Principal Judge Flavian Zeija inside a DNA laboratory at DFS

Kampala, Uganda |  THE INDEPENDENT |  Principal Judge, Flavian Zeija, has cautioned that Uganda Police risks losing its scientists if they don’t increase their salaries.

Zeija, who was the chief guest at the commissioning of the Directorate of Forensic Science at Naguru police headquarters, on Thursday, said that as police advance into digital policing, crime monitoring and management, it should think of increasing personnel salaries of its personnel, particularly scientists.

A policeman who holds a certificate in a science course qualifies for the rank of Sergent and earns 800,000 Shillings per month, while a diploma holder in a science-related course earns one million Shillings monthly and becomes an Assistant Inspector of Police upon completion of the police course.

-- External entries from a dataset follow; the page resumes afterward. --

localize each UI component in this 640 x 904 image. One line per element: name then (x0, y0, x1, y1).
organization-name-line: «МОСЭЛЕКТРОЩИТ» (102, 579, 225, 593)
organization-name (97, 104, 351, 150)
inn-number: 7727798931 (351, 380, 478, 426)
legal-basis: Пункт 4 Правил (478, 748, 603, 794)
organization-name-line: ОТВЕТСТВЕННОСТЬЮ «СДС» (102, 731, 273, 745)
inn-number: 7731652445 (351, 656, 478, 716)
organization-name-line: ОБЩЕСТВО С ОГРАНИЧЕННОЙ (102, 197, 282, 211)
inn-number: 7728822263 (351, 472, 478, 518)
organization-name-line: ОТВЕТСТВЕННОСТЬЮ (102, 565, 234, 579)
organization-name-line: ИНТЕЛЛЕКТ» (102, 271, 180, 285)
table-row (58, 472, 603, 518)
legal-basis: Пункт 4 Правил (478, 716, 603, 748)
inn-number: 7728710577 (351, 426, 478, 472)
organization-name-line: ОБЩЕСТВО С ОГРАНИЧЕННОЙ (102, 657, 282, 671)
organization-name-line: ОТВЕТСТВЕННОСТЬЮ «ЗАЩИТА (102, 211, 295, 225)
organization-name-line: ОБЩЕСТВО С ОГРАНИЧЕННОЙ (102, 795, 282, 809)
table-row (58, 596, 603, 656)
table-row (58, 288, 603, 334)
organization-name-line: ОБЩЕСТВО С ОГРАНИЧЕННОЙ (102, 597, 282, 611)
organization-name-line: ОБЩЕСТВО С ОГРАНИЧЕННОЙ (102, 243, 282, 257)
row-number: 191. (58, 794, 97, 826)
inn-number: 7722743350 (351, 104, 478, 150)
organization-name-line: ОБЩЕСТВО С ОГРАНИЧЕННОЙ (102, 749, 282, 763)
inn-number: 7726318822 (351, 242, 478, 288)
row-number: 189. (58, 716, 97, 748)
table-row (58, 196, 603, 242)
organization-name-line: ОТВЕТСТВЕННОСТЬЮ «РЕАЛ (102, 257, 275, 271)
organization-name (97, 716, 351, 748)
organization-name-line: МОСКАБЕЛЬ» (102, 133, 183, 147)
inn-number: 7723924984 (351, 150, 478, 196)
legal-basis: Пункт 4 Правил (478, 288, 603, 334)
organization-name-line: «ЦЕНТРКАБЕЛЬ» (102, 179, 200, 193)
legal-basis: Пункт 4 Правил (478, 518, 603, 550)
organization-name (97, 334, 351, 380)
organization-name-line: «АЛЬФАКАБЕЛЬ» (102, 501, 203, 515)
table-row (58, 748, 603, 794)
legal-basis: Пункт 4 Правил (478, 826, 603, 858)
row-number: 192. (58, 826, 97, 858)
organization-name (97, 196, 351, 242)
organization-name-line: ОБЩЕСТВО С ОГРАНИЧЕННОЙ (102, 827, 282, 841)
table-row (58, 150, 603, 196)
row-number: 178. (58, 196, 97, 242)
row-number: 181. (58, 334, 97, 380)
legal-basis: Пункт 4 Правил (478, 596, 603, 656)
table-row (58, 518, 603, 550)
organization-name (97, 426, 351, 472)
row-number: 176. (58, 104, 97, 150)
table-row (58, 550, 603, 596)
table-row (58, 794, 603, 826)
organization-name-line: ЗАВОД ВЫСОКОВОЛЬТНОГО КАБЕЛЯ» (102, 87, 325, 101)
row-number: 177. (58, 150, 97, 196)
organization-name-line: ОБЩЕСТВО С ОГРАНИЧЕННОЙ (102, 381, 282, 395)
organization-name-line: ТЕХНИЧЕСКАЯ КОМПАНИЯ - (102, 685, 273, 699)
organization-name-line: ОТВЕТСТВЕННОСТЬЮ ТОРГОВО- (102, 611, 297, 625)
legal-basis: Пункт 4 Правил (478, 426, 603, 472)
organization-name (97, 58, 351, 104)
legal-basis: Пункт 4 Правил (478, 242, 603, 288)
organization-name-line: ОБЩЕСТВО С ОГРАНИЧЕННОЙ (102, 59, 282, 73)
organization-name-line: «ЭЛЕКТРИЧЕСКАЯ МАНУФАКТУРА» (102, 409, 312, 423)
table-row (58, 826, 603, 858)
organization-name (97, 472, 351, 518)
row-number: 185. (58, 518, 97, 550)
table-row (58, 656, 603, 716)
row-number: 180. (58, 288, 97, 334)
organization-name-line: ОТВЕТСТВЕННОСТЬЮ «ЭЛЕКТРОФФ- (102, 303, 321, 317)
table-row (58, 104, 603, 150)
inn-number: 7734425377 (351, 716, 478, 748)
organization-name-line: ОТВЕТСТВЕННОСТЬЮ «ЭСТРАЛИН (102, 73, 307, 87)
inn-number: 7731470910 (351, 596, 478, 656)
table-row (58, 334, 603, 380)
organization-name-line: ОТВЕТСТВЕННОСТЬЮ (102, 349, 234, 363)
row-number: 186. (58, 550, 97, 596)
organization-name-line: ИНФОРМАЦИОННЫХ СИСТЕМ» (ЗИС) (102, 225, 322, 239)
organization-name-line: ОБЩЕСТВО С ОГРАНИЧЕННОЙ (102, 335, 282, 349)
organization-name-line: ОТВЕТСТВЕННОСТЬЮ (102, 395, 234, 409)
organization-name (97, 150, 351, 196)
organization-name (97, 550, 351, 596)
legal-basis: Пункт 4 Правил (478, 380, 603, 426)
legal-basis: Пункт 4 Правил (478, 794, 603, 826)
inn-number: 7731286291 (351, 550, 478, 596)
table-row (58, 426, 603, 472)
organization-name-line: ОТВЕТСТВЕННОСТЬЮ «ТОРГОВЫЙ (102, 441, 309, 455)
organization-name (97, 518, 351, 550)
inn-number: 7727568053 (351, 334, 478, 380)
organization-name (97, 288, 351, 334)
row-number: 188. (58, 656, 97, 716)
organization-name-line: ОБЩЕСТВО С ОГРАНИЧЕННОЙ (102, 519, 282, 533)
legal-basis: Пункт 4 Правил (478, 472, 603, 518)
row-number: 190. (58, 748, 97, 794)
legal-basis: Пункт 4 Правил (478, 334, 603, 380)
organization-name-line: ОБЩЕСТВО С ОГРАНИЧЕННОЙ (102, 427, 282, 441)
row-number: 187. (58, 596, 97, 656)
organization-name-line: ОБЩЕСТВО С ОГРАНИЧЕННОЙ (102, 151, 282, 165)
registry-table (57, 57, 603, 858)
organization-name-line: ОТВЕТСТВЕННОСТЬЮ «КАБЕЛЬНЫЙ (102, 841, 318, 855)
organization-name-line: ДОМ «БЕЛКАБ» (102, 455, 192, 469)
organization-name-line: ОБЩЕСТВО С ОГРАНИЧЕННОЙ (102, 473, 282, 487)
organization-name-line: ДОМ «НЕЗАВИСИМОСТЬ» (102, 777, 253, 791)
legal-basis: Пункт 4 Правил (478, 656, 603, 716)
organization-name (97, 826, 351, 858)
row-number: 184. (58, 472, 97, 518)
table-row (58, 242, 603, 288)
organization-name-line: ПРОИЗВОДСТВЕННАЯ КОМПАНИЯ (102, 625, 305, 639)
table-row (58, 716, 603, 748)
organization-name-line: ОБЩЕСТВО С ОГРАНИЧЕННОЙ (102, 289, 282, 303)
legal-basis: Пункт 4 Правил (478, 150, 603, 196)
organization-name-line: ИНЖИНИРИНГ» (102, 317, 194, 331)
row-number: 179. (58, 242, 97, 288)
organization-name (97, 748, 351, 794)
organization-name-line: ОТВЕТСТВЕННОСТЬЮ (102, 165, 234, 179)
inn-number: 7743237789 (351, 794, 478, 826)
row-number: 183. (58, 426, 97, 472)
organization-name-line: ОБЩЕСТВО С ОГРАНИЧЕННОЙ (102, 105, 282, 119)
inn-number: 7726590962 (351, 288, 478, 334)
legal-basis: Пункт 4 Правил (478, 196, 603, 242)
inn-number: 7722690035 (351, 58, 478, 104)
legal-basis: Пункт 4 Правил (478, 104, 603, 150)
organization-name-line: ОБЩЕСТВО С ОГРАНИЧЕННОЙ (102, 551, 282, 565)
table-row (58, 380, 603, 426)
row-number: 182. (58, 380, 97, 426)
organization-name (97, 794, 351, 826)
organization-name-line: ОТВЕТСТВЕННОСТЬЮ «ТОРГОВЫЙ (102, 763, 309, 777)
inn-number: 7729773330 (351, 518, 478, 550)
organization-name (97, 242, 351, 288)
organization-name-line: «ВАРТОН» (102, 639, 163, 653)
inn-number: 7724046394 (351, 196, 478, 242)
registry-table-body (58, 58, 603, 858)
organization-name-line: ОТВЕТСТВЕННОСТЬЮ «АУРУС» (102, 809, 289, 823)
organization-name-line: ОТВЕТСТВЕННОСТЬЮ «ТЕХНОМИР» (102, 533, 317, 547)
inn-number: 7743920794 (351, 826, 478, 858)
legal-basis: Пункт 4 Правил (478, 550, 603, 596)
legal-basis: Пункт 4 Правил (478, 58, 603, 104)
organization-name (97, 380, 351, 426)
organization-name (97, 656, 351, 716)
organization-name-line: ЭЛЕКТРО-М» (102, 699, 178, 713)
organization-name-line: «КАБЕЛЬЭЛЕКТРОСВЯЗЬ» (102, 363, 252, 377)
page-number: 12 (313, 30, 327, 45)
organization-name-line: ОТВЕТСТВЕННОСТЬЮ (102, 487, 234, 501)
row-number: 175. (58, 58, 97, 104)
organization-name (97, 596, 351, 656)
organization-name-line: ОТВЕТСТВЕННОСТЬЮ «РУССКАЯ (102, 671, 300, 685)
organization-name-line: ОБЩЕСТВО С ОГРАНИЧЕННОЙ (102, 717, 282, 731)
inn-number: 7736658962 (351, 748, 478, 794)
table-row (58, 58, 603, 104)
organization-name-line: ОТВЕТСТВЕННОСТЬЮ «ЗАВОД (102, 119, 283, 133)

Degree holders earn between 1.5 and 2.5 million Shillings monthly depending on the importance of the science course and needs of the police force at the moment. Degree holders in science courses hold the rank of Assistant Superintendent of Police as soon as they complete their training.

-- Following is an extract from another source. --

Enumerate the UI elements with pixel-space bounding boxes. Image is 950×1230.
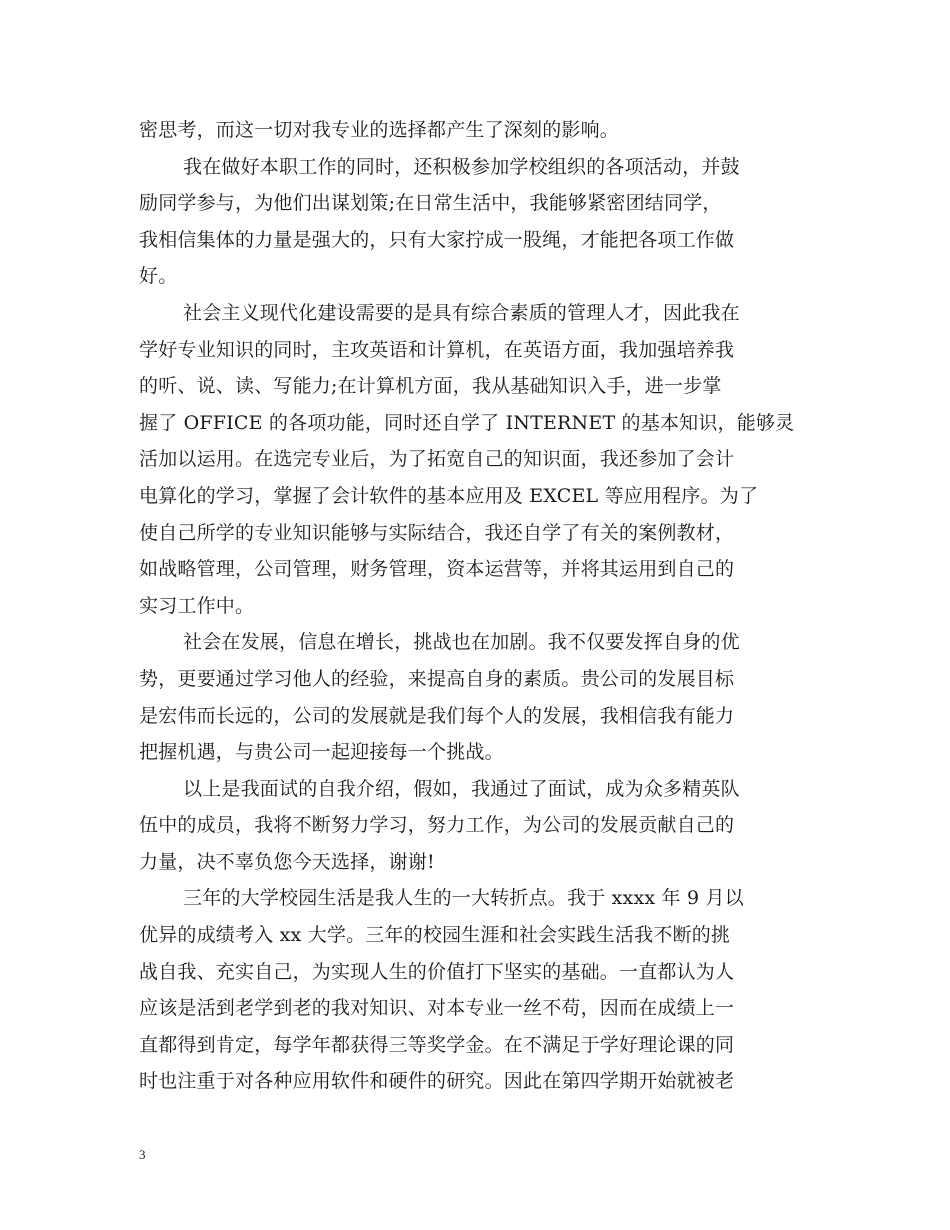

However, Zeija said the current earnings are not sufficient and police could find itself losing the personnel. In order to make scientists satisfied, Zeija said police should think of raising salaries of scientists because policing across the globe is now scientific.

“Learning is a continuous process. That goes hand in hand with training. As police leadership, you must be able to train more scientists and you must pay them very well. If you don’t pay them very well they will go,” Zeija said.

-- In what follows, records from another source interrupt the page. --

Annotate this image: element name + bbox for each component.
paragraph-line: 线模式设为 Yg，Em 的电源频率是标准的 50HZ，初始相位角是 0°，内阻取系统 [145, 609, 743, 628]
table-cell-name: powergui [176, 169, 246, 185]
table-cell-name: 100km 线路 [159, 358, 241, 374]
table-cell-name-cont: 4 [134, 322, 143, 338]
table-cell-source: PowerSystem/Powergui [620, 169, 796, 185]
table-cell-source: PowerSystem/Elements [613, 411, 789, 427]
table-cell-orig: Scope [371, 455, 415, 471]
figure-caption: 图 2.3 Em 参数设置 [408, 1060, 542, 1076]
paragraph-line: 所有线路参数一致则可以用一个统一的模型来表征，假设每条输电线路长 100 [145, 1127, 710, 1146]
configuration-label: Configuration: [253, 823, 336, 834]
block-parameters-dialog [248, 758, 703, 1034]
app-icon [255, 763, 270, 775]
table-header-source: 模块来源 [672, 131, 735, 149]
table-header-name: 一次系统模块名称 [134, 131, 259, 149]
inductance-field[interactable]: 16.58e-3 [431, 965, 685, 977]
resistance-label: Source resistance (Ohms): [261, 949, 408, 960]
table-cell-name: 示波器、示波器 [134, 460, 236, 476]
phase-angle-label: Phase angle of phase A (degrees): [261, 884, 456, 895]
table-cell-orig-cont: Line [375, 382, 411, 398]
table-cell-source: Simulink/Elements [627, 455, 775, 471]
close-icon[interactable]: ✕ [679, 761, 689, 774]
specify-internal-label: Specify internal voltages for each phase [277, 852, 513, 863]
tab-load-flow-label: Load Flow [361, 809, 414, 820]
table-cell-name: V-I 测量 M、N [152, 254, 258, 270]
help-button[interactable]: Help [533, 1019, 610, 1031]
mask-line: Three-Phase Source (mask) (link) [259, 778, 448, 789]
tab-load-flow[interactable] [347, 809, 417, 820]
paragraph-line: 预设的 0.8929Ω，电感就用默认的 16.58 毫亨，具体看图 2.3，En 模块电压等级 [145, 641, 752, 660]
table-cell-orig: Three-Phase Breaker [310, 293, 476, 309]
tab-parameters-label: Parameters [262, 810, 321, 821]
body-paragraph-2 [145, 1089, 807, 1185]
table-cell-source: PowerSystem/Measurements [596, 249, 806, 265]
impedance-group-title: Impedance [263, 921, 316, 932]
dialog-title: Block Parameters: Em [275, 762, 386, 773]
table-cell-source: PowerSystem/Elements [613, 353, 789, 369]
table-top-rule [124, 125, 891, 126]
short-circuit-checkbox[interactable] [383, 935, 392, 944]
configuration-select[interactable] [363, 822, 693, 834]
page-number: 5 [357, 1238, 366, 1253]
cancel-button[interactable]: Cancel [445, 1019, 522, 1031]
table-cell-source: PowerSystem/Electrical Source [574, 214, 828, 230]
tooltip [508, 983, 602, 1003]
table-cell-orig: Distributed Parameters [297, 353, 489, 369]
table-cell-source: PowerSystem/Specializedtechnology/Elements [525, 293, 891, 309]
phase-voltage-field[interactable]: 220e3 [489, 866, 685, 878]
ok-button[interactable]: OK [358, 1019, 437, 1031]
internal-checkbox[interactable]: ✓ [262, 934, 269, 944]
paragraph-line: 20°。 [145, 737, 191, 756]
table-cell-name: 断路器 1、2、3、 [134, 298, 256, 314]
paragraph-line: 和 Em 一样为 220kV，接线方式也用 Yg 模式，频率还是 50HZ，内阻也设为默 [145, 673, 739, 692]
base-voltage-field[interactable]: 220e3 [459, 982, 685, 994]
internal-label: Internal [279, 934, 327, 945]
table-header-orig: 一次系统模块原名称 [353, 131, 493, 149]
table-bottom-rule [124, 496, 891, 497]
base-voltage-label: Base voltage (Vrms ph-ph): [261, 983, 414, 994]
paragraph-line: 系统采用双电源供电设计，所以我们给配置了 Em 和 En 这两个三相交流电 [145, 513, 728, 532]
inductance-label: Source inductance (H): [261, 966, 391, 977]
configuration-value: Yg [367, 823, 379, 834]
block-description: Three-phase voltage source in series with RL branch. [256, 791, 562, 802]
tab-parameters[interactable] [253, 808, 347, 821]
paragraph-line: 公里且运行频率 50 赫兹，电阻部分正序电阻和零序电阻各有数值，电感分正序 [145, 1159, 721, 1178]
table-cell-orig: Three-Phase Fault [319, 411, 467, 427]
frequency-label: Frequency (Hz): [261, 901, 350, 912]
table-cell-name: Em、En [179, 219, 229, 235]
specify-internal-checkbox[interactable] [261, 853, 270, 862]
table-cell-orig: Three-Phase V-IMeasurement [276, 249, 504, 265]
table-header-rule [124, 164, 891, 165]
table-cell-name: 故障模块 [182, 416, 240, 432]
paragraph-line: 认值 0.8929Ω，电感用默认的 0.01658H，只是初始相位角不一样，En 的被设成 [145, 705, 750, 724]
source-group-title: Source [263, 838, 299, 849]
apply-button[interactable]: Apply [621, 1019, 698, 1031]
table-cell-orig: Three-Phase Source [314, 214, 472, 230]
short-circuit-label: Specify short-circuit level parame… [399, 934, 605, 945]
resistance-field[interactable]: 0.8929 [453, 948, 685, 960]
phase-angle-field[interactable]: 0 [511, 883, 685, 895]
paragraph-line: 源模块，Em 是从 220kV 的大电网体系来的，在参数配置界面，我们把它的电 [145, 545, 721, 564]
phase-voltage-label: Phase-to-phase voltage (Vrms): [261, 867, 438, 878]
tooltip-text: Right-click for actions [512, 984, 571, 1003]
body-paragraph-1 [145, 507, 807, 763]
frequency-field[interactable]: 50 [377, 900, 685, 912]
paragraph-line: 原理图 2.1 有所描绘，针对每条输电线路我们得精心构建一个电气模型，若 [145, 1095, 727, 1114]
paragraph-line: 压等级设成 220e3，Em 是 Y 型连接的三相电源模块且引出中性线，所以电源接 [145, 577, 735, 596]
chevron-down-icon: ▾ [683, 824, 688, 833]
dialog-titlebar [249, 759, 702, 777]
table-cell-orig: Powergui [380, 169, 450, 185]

IGP Martin Ochola ordered a manpower headcount barely two years ago which revealed that over 3500 police personnel had deserted the force. Most of the deserters were professionals such as computer scientists, lawyers, medical personnel and detectives. The  Field Force Unit- FFU had the biggest number of deserters. 

Andrew Mubiru, the acting director of the Directorate of Forensic Science said that currently, the department has 459 personnel but added that these are very few compared to roles and task the directorate has to execute. The tasks include, among others, identification of victims in disasters such as floods, landslides, helicopter crashes and fire incidents.

DFS has also expressed a need for more equipment such as motorcycles and crime scene vans so as to ease response to crime incidents. Mubiru said currently they have only 70 motorcycles and three vans.